Implement BLS M-of-N like sporks

[UdjinM6]

The general idea is this:

• allow multiple hardcoded spork addresses (N) to be specified in chainparams/cmd-line/config (smth similar to -budgetparams but for -sporkaddress?);
• allow multiple messages with the same id/value signed by different spork addresses;
• (de)activate some spork only when at least M similar message with the same id/value signed by different signers were received (i.e. code changes of that nature: map<id,spork> --> map<id, map<signer, spork>> or smth like that).

[nmarley]

M of N? 😉

Great idea, I've been thinking of this also for several months. One of the questions I have is about who determines spork key owners. DIP2 could enable a type of TX for "Spork Candidate" and MNOs could then vote on those, and if sanctioned by the network, then those candidate pubkeys (or addresses) become part of the valid N set of spork keys. That would be part of a larger spork re-engineering which includes on-chain spork votes by spork key holders.

And obviously this enables Dash to be more decentralized by allowing MNOs to elect stewards to watch over the network. I think this would be much better than something like asking MNOs to directly vote on sporks, as this ability requires both timeliness and Dash network expertise -- knowledge of how each spork will affect the network.

[thephez]

I have not thought through the security implications of this enough to know if it is a reasonable idea, but it may eventually make sense to use reference spork key owners via BU instead of an actual address/key. This would probably have to be done via a process like @nmarley mentioned. Something to think about anyway... 🙂

[codablock]

I'm wondering if it wouldn't be better to "just" switch to BLS M-of-N here? With BLS based sporks, we'd not have to worry about multiple signed spork messages per spork. All the logic would stay the same for spork management and propagation.

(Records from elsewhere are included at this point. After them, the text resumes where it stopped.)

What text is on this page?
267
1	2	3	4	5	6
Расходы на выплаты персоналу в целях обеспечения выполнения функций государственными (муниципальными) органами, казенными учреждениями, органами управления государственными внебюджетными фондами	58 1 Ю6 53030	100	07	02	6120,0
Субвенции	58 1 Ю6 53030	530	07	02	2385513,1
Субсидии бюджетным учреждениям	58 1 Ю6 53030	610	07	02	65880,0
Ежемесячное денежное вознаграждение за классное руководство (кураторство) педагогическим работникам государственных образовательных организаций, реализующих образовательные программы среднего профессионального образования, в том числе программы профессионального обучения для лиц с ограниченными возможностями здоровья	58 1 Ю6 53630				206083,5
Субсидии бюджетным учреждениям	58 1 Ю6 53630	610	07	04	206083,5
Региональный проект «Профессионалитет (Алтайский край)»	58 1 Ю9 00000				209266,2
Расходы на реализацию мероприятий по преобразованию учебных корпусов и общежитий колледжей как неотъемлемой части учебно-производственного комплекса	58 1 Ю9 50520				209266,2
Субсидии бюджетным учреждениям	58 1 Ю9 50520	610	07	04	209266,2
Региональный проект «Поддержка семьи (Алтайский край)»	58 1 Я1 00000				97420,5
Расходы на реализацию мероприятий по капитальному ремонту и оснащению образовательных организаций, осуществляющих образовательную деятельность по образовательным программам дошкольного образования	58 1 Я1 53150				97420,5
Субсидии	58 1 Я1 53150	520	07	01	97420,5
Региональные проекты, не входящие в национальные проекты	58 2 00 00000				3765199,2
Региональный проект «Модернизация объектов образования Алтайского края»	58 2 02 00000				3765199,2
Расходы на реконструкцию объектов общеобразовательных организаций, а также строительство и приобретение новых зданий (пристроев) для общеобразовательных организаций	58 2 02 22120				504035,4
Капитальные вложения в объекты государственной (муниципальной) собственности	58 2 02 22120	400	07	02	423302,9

There is however some additional effort required to allow offline DKG's controlled by RPC commands. So multiple devs would have to issue a set RPC commands to first agree on the threshold public key and then later perform other RPC commands to threshold sign individual sporks.

An alternative would be to leverage already existing LLMQs for the communication required in the "offline" DKG. So, devs would initiate a "offline" DKG session by issuing some RPC commands and Core would figure out which LLMQ to use for the communication. This would automate large parts of the "offline" protocol.

I have this planned already for the time when we eventually switch to using BLS for transactional signing. It would allow people to perform a trustless setup of a M-of-N address. It might also be useful for other stuff were people need M-of-N threshold signing (e.g. sporks).